What is notable about Allegretto, Dube, and Reich’s (2011) contribution is that the result of little or no disemployment effects of the minimum wage is not generated from models related to the matching studies described in the previous section.
Instead, the study uses the methods that are usually employed by Neumark and Wascher.
The method has also been extended beyond standard employment outcomes for the United States.
Couch and Wittenburg (2001) use a fixed-effects model to assess the impact of the minimum wage on hours worked, while Neumark and Wascher (2004) use these techniques to understand how labor market institutions are relevant for international differences in the effect of the minimum wage.
Both studies find the traditional negative impact.
Meer and West (2013) use state fixed-effects models and numerical examples to argue that matching studies that include location-specific time trends (discussed in more detail in the next section) may provide inappropriate employment estimates if the principal impact of changes in the minimum wage is on employment growth rates.

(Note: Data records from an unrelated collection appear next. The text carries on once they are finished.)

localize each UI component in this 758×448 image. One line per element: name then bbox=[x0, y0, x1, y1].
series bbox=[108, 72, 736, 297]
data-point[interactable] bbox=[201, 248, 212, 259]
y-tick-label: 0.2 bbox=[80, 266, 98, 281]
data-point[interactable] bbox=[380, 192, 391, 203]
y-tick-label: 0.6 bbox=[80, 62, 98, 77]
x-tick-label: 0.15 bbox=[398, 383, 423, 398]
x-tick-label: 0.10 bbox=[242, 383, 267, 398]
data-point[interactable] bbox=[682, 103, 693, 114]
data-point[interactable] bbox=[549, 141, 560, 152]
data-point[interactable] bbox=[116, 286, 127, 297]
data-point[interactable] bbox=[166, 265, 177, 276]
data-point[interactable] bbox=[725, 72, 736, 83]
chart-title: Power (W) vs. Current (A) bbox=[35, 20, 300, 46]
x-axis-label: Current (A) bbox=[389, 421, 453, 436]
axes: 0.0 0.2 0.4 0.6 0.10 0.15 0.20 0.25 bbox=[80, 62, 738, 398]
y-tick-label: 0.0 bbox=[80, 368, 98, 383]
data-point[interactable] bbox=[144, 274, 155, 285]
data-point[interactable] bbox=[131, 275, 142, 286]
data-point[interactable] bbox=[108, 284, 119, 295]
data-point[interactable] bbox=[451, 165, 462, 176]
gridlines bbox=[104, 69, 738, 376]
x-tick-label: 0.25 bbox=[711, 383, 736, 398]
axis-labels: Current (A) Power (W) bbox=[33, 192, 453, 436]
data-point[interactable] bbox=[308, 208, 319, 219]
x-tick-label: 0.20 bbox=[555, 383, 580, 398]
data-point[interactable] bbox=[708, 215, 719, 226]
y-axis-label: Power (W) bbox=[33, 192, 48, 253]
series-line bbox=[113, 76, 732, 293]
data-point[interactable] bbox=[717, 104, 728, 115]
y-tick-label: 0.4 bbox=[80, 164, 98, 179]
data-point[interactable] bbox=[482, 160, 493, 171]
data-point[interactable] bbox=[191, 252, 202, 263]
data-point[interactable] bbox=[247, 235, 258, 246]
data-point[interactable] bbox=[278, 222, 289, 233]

Which approach makes more sense?
Matching cases of minimum-wage increases to a control group is essential because it is often the closest social scientists can get to the gold standard of an experiment using random assignment.
Although the minimum-wage literature as a whole is divided on the question of the impact of minimum-wage increases, the strongest studies that use matching strategies find little or no evidence that such increases have a negative impact on employment.
It is difficult to overstate how uncontroversial it is in the field of labor market policy evaluation to assert the superiority of matching methods to the nonmatching approaches described above.
The seminal evaluations of the effects of job training programs, work-sharing arrangements, employment tax credits, educational interventions, and housing vouchers all use at least some sort of matching method, if not an actual randomized experiment.
In their widely cited survey article on non-experimental evaluation, Blundell and Costa Dias (2000) do not even mention state-level fixed-effects models when they list the five major categories of evaluation methods.
In a similar article, Imbens and Wooldridge (2009) do mention fixed-effects models as a tool for policy evaluation, but clarify that these were used before more advanced methods were developed, noting that the modern use of fixed-effects models is typically in combination with other more sophisticated techniques.